Amicus v Macmillan Publishers Ltd
The Information and Consultation of Employees Regulations 2004 state that employers have to negotiate an agreement with employee representatives, if they receive a “valid employee request” from 10 per cent of the workforce.
In Amicus v Macmillan Publishers Ltd, the Central Arbitration Committee (CAC) was scathing in its criticism of Macmillan, saying that – despite its size - it was in serious breach of its duty to arrange for I&C representatives to be elected.
Basic facts
On 15 March 2006, Amicus submitted an employee request to the company to negotiate an Information and Consultation (I&C) agreement that was signed by 196 employees (out of a possible 1372). This was conveyed formally by the CAC to both parties on 6 April.
The union complained on 30 November 2006 that the company had failed to start the negotiating process. Macmillan argued that it already had appropriate mechanisms in place which were supported by representatives “of a significant majority of the workforce”.
The regulations
The regulations (which at the time applied to undertakings with at least 150 employees) state that employers have to initiate a negotiating process for I&C arrangements, once they receive a valid request from at least 10% of their employees. If they fail to reach an agreement within six months of the request, they have to abide by standard provisions set out in the regulations.
The only other option open to employers is under regulation 8. This states that if there are pre-existing agreements (PEAs) that have already been approved covering all employees, the employer only has to negotiate a new agreement if 40 per cent of the workforce asks them to.
If only 10 to 40 per cent ask for the agreement, the employer can hold a ballot to gauge the level of support. The obligation to negotiate then arises if at least 40 per cent of the workforce and a majority of those voting endorse the request.
CAC decision
The CAC agreed that a valid request had been made, in which case MacMillan should have started negotiations about I&C arrangements unless it could rely on regulation 8.
However, the Committee concluded that this defence was not open to the company because only one of the PEAs on which it wanted to rely had been made prior to the employee request for an I&C agreement (in direct contravention of regulation 2) and not all sites were covered.
That meant that MacMillan should have made arrangements for their employees to elect or appoint negotiating representatives, telling them who they were once they had been elected; and then starting negotiations with them. The CAC said that the company’s defence that it had a long-standing consultative committee did not cut any ice, not least because it did not cover all its employees.
As MacMillan had failed to initiate negotiations, the standard information and consultation provisions applied from 5 October 2006 (six months after the request was made on 6 April).
In those circumstances, employers have to hold a ballot of their employees to elect I&C representatives before the standard provisions start to apply. Macmillan had failed to do so and was therefore in breach of the regulations.
The panel upheld the union’s complaint and ordered the employer to arrange to hold the ballot to elect the relevant number of information and consultation representatives.

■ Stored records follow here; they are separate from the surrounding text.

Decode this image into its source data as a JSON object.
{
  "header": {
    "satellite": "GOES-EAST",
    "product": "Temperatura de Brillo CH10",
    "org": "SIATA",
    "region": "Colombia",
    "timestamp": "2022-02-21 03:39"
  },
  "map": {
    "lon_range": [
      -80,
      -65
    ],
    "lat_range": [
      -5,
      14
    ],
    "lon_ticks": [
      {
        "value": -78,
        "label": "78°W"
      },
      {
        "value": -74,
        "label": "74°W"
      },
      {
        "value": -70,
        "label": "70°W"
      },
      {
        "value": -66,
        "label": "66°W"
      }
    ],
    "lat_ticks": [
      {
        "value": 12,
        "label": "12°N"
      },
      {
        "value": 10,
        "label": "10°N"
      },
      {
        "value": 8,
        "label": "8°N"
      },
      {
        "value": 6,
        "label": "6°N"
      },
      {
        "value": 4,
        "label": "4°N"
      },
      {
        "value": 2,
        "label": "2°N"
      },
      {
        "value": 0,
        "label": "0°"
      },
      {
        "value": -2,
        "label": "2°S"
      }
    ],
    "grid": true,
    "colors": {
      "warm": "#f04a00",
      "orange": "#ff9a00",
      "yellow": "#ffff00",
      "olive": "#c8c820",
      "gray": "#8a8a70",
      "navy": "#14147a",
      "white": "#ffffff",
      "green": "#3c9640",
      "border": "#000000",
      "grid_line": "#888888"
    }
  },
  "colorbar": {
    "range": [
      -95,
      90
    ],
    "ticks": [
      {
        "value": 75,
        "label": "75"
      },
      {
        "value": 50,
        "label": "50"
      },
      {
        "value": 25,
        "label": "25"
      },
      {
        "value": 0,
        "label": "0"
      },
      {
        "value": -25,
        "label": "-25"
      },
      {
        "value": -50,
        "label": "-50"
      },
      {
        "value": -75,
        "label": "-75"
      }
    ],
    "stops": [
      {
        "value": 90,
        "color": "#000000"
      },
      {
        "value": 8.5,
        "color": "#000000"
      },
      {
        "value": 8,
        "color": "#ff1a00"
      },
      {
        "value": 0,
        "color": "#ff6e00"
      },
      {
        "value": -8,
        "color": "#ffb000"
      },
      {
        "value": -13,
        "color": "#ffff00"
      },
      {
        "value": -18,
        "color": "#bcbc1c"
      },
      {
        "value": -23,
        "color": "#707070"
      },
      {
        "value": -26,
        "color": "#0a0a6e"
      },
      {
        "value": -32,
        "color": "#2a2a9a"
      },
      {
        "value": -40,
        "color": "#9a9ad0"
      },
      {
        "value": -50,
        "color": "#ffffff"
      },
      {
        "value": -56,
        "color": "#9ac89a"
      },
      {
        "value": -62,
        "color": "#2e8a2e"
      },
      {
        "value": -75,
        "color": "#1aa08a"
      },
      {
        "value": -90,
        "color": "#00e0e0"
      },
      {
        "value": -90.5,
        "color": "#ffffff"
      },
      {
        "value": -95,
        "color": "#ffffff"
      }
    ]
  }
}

It also criticised Macmillan which it said could hardly be described “as a small employer. Further, it has a Group Personnel Director. Despite all of this, when faced with the present complaint under Regulation 19, the Employer did not, in terms of the Regulations, respond in a clear or coherent way.“
Comment
The I&C regulations are very complex and, as Amicus showed in this case, bear close reading by trade unions. Employers can in some circumstances defeat the operation of the regulations by establishing staff councils, but whether they succeed depends on the details of the provisions. Here, Amicus showed that the employer had got things completely wrong - so unions should examine carefully what the employer has done before admitting defeat.